Checking in on the latest advancements, and the challenges that remain.
There’s been no shortage of hype about the relationship between cities and data, especially so-called big data. For large numbers of tech companies, cities, and even a growing number of urbanists, data promises to solve all manner of urban problems, from predictive policing to improving traffic flow to promoting energy efficiency.
An even bigger potential role for new kinds of data lies in helping researchers and policy-makers better understand how cities and neighborhoods grow and evolve—but only if done right.
The legitimately exciting use of new data
A growing number of researchers are using data from internet sources such as Google, Twitter, and Yelp to develop new insights into cities and urban change. The sociologists Robert Sampson and Jackelyn Hwang have used Street View images to examine the role of race in the process of gentrification and neighborhood transformation. Similarly, a study from the U.K. Spatial Economics Research Centre used geo-tagged photos on Flickr to determine levels of urbanity in London and Berlin. Mobility data from Uber and Lyft—and even taxicabs—has also been used in several recent studies, which my CityLab colleague Laura Bliss and former colleague Eric Jaffe have chronicled. Data from real estate sites such as Zillow and Trulia is also being used to analyze housing price trends across neighborhoods, cities, and metro areas.

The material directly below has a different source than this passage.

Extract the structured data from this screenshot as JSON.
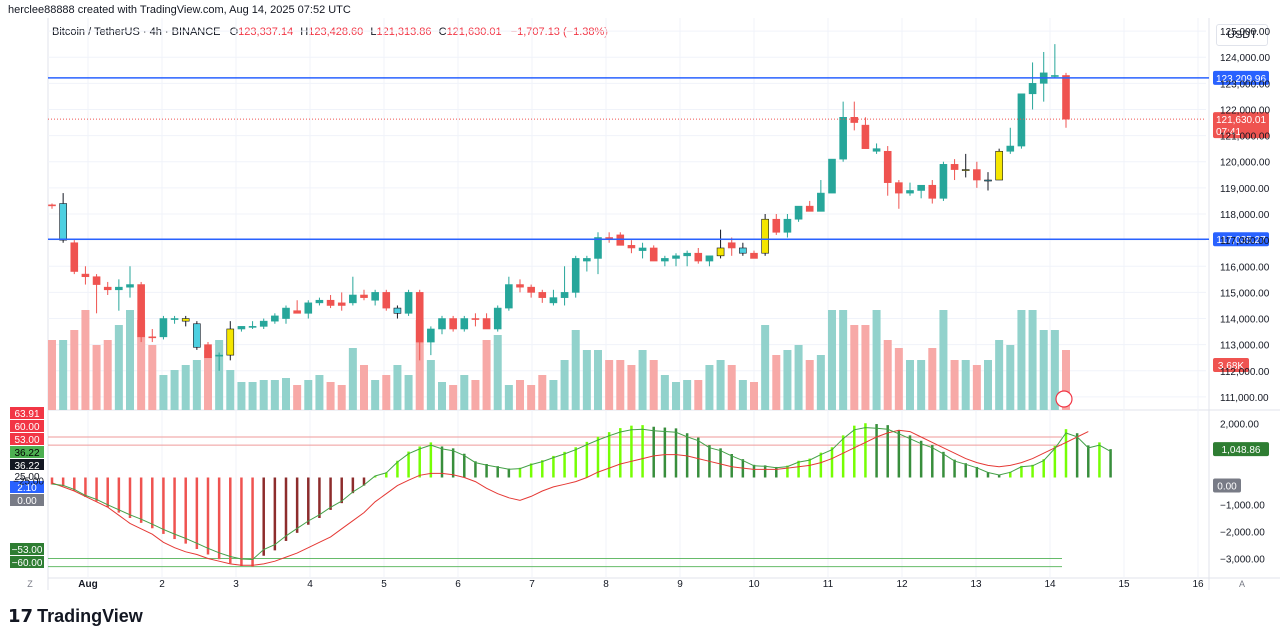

Other research has used reviewer data from Yelp to study gentrification and unequal urban consumption patterns. One study used Yelp reviews to shed light on the connection between gentrification and race in Brooklyn. Another NBER study employed Yelp data to find out how ethnic and racial segregation affects consumption levels in New York City.

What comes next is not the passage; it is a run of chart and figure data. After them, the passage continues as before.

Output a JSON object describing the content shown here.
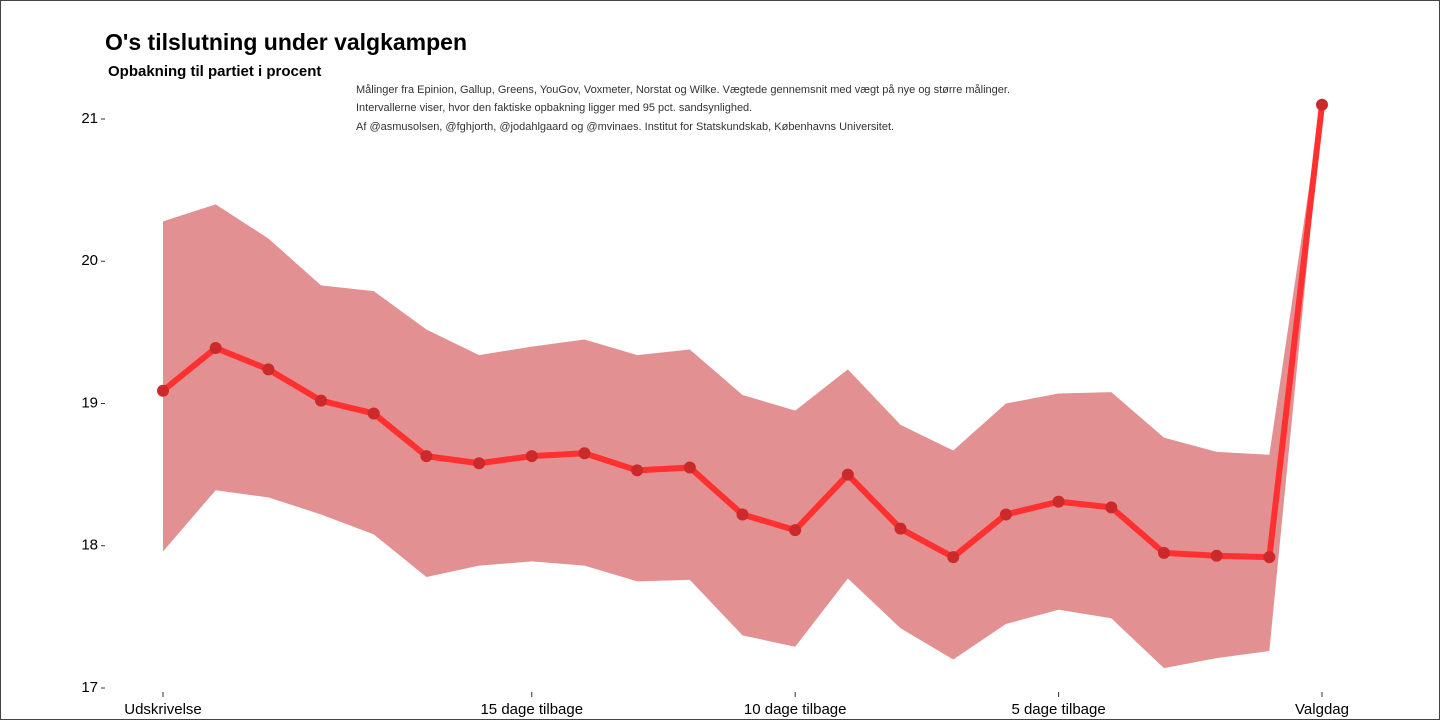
{
  "chart_data": {
    "type": "line",
    "title": "O's tilslutning under valgkampen",
    "subtitle": "Opbakning til partiet i procent",
    "annotations": [
      "Målinger fra Epinion, Gallup, Greens, YouGov, Voxmeter, Norstat og Wilke. Vægtede gennemsnit med vægt på nye og større målinger.",
      "Intervallerne viser, hvor den faktiske opbakning ligger med 95 pct. sandsynlighed.",
      "Af @asmusolsen, @fghjorth, @jodahlgaard og @mvinaes. Institut for Statskundskab, Københavns Universitet."
    ],
    "categories": [
      "Udskrivelse",
      null,
      null,
      null,
      null,
      null,
      null,
      "15 dage tilbage",
      null,
      null,
      null,
      null,
      "10 dage tilbage",
      null,
      null,
      null,
      null,
      "5 dage tilbage",
      null,
      null,
      null,
      null,
      "Valgdag"
    ],
    "values": [
      19.09,
      19.39,
      19.24,
      19.02,
      18.93,
      18.63,
      18.58,
      18.63,
      18.65,
      18.53,
      18.55,
      18.22,
      18.11,
      18.5,
      18.12,
      17.92,
      18.22,
      18.31,
      18.27,
      17.95,
      17.93,
      17.92,
      21.1
    ],
    "upper": [
      20.28,
      20.4,
      20.16,
      19.83,
      19.79,
      19.52,
      19.34,
      19.4,
      19.45,
      19.34,
      19.38,
      19.06,
      18.95,
      19.24,
      18.85,
      18.67,
      19.0,
      19.07,
      19.08,
      18.76,
      18.66,
      18.64,
      21.13
    ],
    "lower": [
      17.96,
      18.39,
      18.34,
      18.22,
      18.08,
      17.78,
      17.86,
      17.89,
      17.86,
      17.75,
      17.76,
      17.37,
      17.29,
      17.77,
      17.42,
      17.2,
      17.45,
      17.55,
      17.49,
      17.14,
      17.21,
      17.26,
      21.05
    ],
    "color": "#ff3030",
    "point_color": "#cc2a2a",
    "band_color": "#e39092",
    "ylim": [
      17,
      21.15
    ],
    "yticks": [
      17,
      18,
      19,
      20,
      21
    ]
  }
}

Twitter data has been used to chart regional preferences and patterns of behavior. A study from the Oxford Internet Institute mapped the flow of online content and ideas across cultures. The cartography blog Floating Sheep has used data from Twitter, Google, and Wikipedia to map everything from beer and pizza to weed, bowling, and strip clubs. And my own team has used data from MySpace to track the leading centers for popular music genres across the U.S. and the world.
More recently, a team of Italian researchers combined data from Foursquare and OpenStreetMap, among other sources, to test Jane Jacobs’ theories of urban vitality and diversity in six Italian cities. Their study confirmed many of Jacobs’ key insights about the importance of short blocks, mixed land uses, walkability, dense concentrations of talented workers, and urban public spaces.

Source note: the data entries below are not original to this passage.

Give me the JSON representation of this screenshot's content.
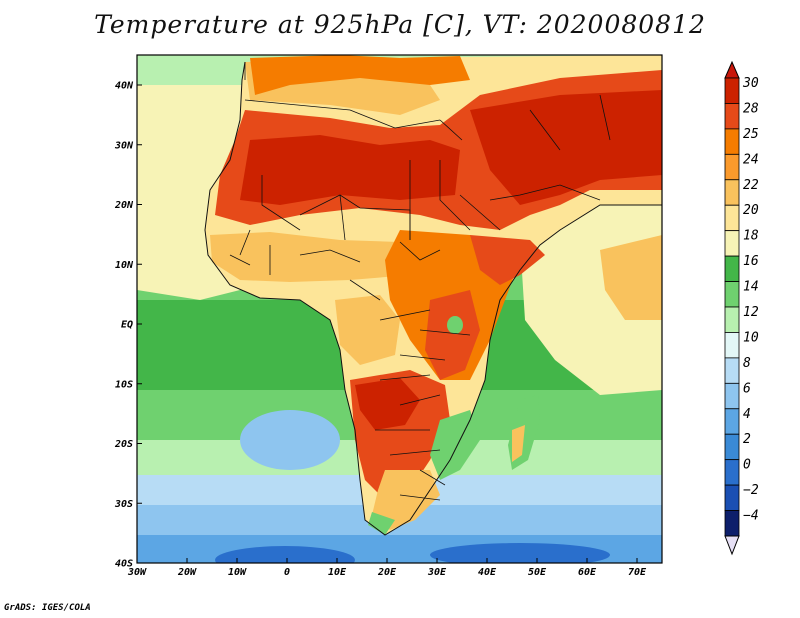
{
  "title": "Temperature at 925hPa [C], VT: 2020080812",
  "credit": "GrADS: IGES/COLA",
  "lat_labels": [
    "40N",
    "30N",
    "20N",
    "10N",
    "EQ",
    "10S",
    "20S",
    "30S",
    "40S"
  ],
  "lon_labels": [
    "30W",
    "20W",
    "10W",
    "0",
    "10E",
    "20E",
    "30E",
    "40E",
    "50E",
    "60E",
    "70E"
  ],
  "colorbar": {
    "labels": [
      "30",
      "28",
      "25",
      "24",
      "22",
      "20",
      "18",
      "16",
      "14",
      "12",
      "10",
      "8",
      "6",
      "4",
      "2",
      "0",
      "-2",
      "-4"
    ],
    "colors": [
      "#cc2200",
      "#e64a19",
      "#f57c00",
      "#fb9a2c",
      "#f9c25d",
      "#fde598",
      "#f7f3b6",
      "#43b649",
      "#6fd16f",
      "#b8f0b0",
      "#e3f7f7",
      "#b7dcf5",
      "#8ec5ef",
      "#5ca6e4",
      "#3a8ad6",
      "#2a6fcc",
      "#1a4fb3",
      "#0d1f6b"
    ],
    "over_color": "#c8160a",
    "under_color": "#e6e0f5"
  },
  "map": {
    "extent_lon": [
      -30,
      75
    ],
    "extent_lat": [
      -40,
      45
    ],
    "palette": {
      "ocean_south_deep": "#2a6fcc",
      "ocean_south": "#5ca6e4",
      "ocean_mid": "#8ec5ef",
      "ocean_light": "#b7dcf5",
      "ocean_green_light": "#b8f0b0",
      "ocean_green": "#6fd16f",
      "ocean_green_dark": "#43b649",
      "ocean_warm": "#f7f3b6",
      "land_hot": "#cc2200",
      "land_warm": "#e64a19",
      "land_mid": "#f57c00",
      "land_cool": "#fb9a2c",
      "land_mild": "#f9c25d",
      "land_pale": "#fde598"
    }
  }
}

In addition to data from websites, satellite data offers the possibility of amassing systematic and comparable data across global cities (little, if any, has been previously available). Several studies (including my own) have used satellite data to get at the economic output of cities and metros around the world. And a 2012 study in the American Economic Review uses light emissions from satellites as a proxy for the spatial organization and economic size of global cities. While this data is subject to considerable limits, it provides at least rough estimates of the overall size and economic scale of cities across the world.
Accurately characterizing “big data”
Not all data from new sources qualifies as “big data,” which—as its name implies—refers to truly massive amounts of information. Max Nathan of the London School of Economics breaks down actual big data into three key categories: internet data from sites like Yelp, Twitter, or Google and other commercial data, government-sponsored data collected by cities or towns, and Census and related data. One example is a 2014 NESTA study, which used big data from the London-based firm Growth Intelligence to map patterns of information and technology businesses in the U.K. Another comes from a forthcoming study in the American Journal of Sociology, which uses data from millions of 3-1-1 service requests to examine neighborhood conflict among residents of different ethnicities.
According to Nathan, big data can be thought of in terms of “four Vs”: variety, volume (millions or billions of observations), velocity (real-time data), and veracity (raw data). Actual big data often requires data analytics methods like machine learning to process and derive meaning from such large troves of information. The ongoing Livehoods Project from the School of Computer Science at Carnegie Mellon University, for instance, uses machine learning to analyze 18 million check-ins on Foursquare to determine the structure and characteristics of eight different cities. When used appropriately, big data and new data analytics can help researchers discern urban structures and patterns that traditional data and methods might not uncover on their own.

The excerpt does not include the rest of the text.